I have a job like that, I work 9-3 term time only and my office is opposite my daughters school. My boss has a child at the same school and always let's me go to school plays ect. The pay is good but I am aware that I am lucky to have a job that fits in so well with the rest of my life.

expatinscotland Thu 21-Feb-13 17:56:33

'That is still gives me enough time to be responsible for all the housework, shopping and cooking because he won't have the time.'

Knob alert! He wants you to earn more and skivvy, too. What a prize jackass.

Go ahead and show him this thread, too.

AsphyxiaXIX Thu 21-Feb-13 18:02:17

Tell him he should be making lots more money so that you don't have to work otherwise he's not a proper man. I'm guessing he won't be so keen on the sexism when it's not on his side...

SizzleSazz Thu 21-Feb-13 18:10:22

They exist but can't be found 'easily'

I work 21hrs a week, nominally over 3 set days but flexible bar meetings etc (I am also flexible to go in during school hours on my 2 non working days)

I use a combination of after school club (ours finishes at 5 and I have a 25 min journey, a babysitter before school on one day and a CM in the holidays as dd2 too young for holiday clubs here.

Sickness dh and I cover between us (he is away often but will help when he can)

GetOrf Thu 21-Feb-13 18:20:10

Your husband is a fucker.


Snazzynewyear Thu 21-Feb-13 18:24:37

That's the thing Chesty - the jobs do exist but

aren't everywhere - tend to be more public sector, where recruitment is down atm

aren't well paid - so the husband's gripe that she should earn more is unrealistic

aren't very flexible - in return for the hours you want, you generally can't work from home or change stuff easily

We'd all like to work short hours for big money and take time out whenever we want, I imagine. Even the husband doesn't get to do that so why he thinks his wife can walk straight into a job that he, the big important breadwinner hmm wouldn't get, I don't know.

letseatgrandma Thu 21-Feb-13 18:36:57

What sort of money is he thinking you will earn?

BeeBawBabbity Thu 21-Feb-13 18:41:04

They do exist. I work school hours, from home 3 days a week, in a well paid job (and flexi-time for those emergency days).

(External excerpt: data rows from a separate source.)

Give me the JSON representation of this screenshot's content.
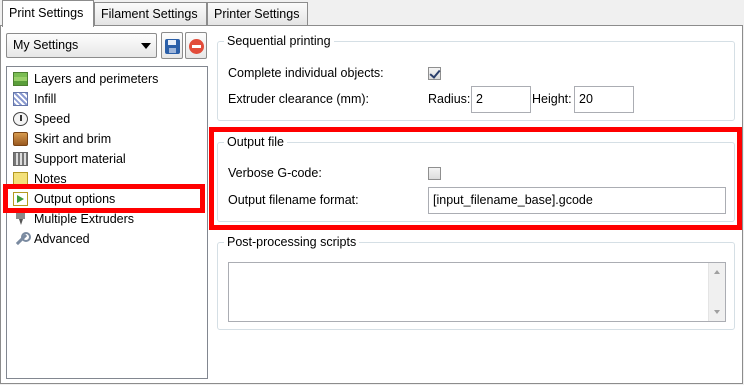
{
  "tabs": [
    {
      "label": "Print Settings",
      "active": true
    },
    {
      "label": "Filament Settings",
      "active": false
    },
    {
      "label": "Printer Settings",
      "active": false
    }
  ],
  "preset": {
    "selected": "My Settings",
    "save_icon": "save-icon",
    "delete_icon": "delete-icon"
  },
  "categories": [
    {
      "label": "Layers and perimeters",
      "icon": "layers-icon"
    },
    {
      "label": "Infill",
      "icon": "infill-icon"
    },
    {
      "label": "Speed",
      "icon": "speed-icon"
    },
    {
      "label": "Skirt and brim",
      "icon": "skirt-icon"
    },
    {
      "label": "Support material",
      "icon": "support-icon"
    },
    {
      "label": "Notes",
      "icon": "notes-icon"
    },
    {
      "label": "Output options",
      "icon": "output-icon",
      "selected": true
    },
    {
      "label": "Multiple Extruders",
      "icon": "extruder-icon"
    },
    {
      "label": "Advanced",
      "icon": "wrench-icon"
    }
  ],
  "sequential": {
    "title": "Sequential printing",
    "complete_label": "Complete individual objects:",
    "complete_checked": true,
    "clearance_label": "Extruder clearance (mm):",
    "radius_label": "Radius:",
    "radius_value": "2",
    "height_label": "Height:",
    "height_value": "20"
  },
  "output_file": {
    "title": "Output file",
    "verbose_label": "Verbose G-code:",
    "verbose_checked": false,
    "format_label": "Output filename format:",
    "format_value": "[input_filename_base].gcode"
  },
  "post_processing": {
    "title": "Post-processing scripts",
    "value": ""
  },
  "colors": {
    "highlight": "#ff0000",
    "tab_border": "#8c8c8c",
    "group_border": "#d5dfe5"
  }
}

BUT I spent many years training full time before I had kids, and its a specialist job that requires a technical degree. So not really easy to come by.

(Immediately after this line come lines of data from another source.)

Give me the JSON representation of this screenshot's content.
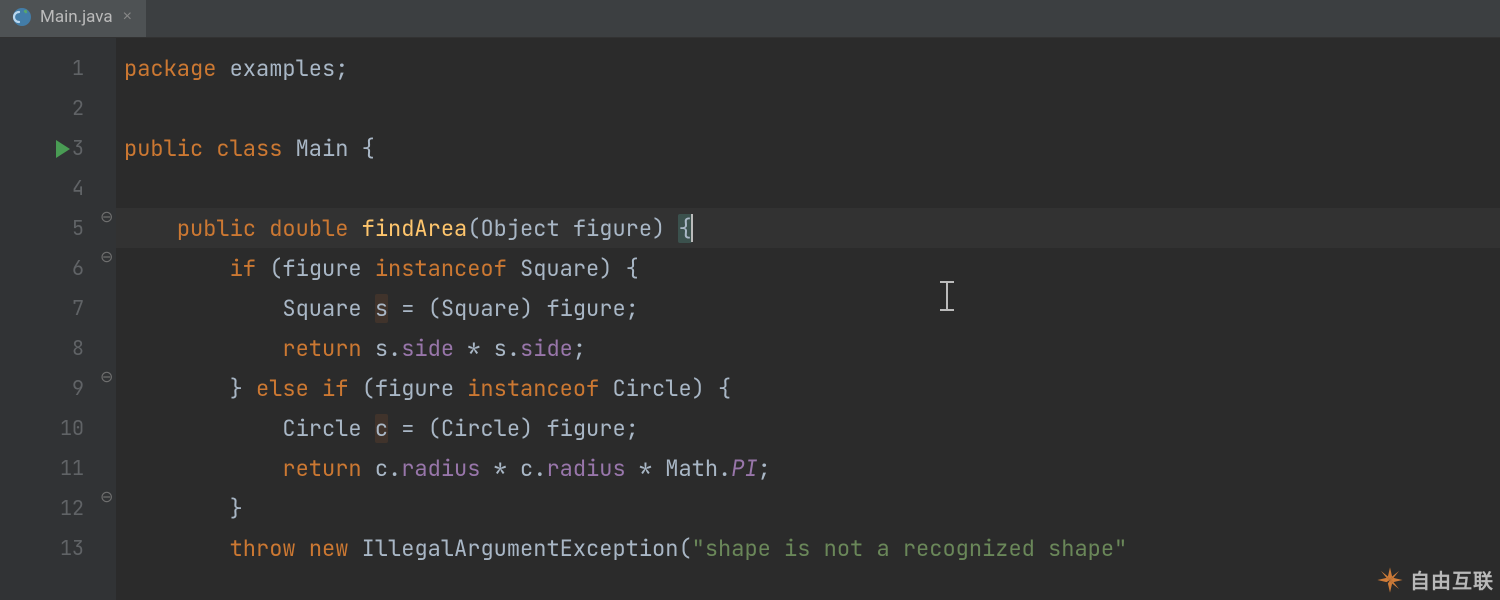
{
  "tab": {
    "filename": "Main.java",
    "icon": "java-class-icon",
    "close": "×"
  },
  "gutter": {
    "line_numbers": [
      "1",
      "2",
      "3",
      "4",
      "5",
      "6",
      "7",
      "8",
      "9",
      "10",
      "11",
      "12",
      "13"
    ],
    "run_line": 3
  },
  "editor": {
    "current_line": 5,
    "fold_marks": [
      {
        "line": 5,
        "glyph": "⊖"
      },
      {
        "line": 6,
        "glyph": "⊖"
      },
      {
        "line": 9,
        "glyph": "⊖"
      },
      {
        "line": 12,
        "glyph": "⊖"
      }
    ]
  },
  "code": {
    "l1": {
      "kw_package": "package",
      "pkg": " examples",
      "semi": ";"
    },
    "l3": {
      "kw_public": "public",
      "kw_class": " class",
      "typ": " Main",
      "brace": " {"
    },
    "l5": {
      "indent": "    ",
      "kw_public": "public",
      "kw_double": " double",
      "method": " findArea",
      "p1": "(",
      "typ": "Object",
      "sp": " ",
      "param": "figure",
      "p2": ")",
      "sp2": " ",
      "brace": "{"
    },
    "l6": {
      "indent": "        ",
      "kw_if": "if",
      "p1": " (",
      "id": "figure",
      "kw_inst": " instanceof ",
      "typ": "Square",
      "p2": ") ",
      "brace": "{"
    },
    "l7": {
      "indent": "            ",
      "typ": "Square ",
      "var": "s",
      "eq": " = (",
      "typ2": "Square",
      "p2": ") ",
      "id": "figure",
      "semi": ";"
    },
    "l8": {
      "indent": "            ",
      "kw": "return",
      "sp": " ",
      "a": "s.",
      "f1": "side",
      "op": " * ",
      "b": "s.",
      "f2": "side",
      "semi": ";"
    },
    "l9": {
      "indent": "        ",
      "brace": "}",
      "kw": " else if ",
      "p1": "(",
      "id": "figure",
      "kw_inst": " instanceof ",
      "typ": "Circle",
      "p2": ") ",
      "brace2": "{"
    },
    "l10": {
      "indent": "            ",
      "typ": "Circle ",
      "var": "c",
      "eq": " = (",
      "typ2": "Circle",
      "p2": ") ",
      "id": "figure",
      "semi": ";"
    },
    "l11": {
      "indent": "            ",
      "kw": "return",
      "sp": " ",
      "a": "c.",
      "f1": "radius",
      "op": " * ",
      "b": "c.",
      "f2": "radius",
      "op2": " * ",
      "cls": "Math.",
      "pi": "PI",
      "semi": ";"
    },
    "l12": {
      "indent": "        ",
      "brace": "}"
    },
    "l13": {
      "indent": "        ",
      "kw_throw": "throw",
      "kw_new": " new ",
      "typ": "IllegalArgumentException",
      "p1": "(",
      "str": "\"shape is not a recognized shape\""
    }
  },
  "watermark": {
    "text": "自由互联"
  }
}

I agree that it's hard to start in a new job with these arrangements. People who have these privileges tend to have years of experience in the job pre-kids that makes them hard to replace.

mathanxiety Thu 21-Feb-13 18:46:11

Is this a recent delusion of his or has he been harping on about it for a while?
Has he ever pulled his weight around the house or with the children?

It sounds as if he is feeling mighty sorry for himself, or feeling unappreciated for his big shot efforts. Or jealous or resentful.
Not very nice.

whattodoo Thu 21-Feb-13 18:46:25

I'm with weegie and inkle. The price I pay for convenience and flexibility is very poor pay.

Its a struggle to fit in the housework and chores, so my DP is well aware that he needs to do his share or agree to a cleaner.

mathanxiety Thu 21-Feb-13 18:54:55

It could also be that he feels you are letting him down by being merely the owner of a so far unprofitable business and mother to his children, general cook and bottle washer.

Maybe he has compared you with a colleague's wife and you have come up short? Maybe your lowly status is an affront to him and he thinks he deserves more?

He comes across as someone with a massive self image/insecurity/masculinity problem, thinking he is above housework and childcare.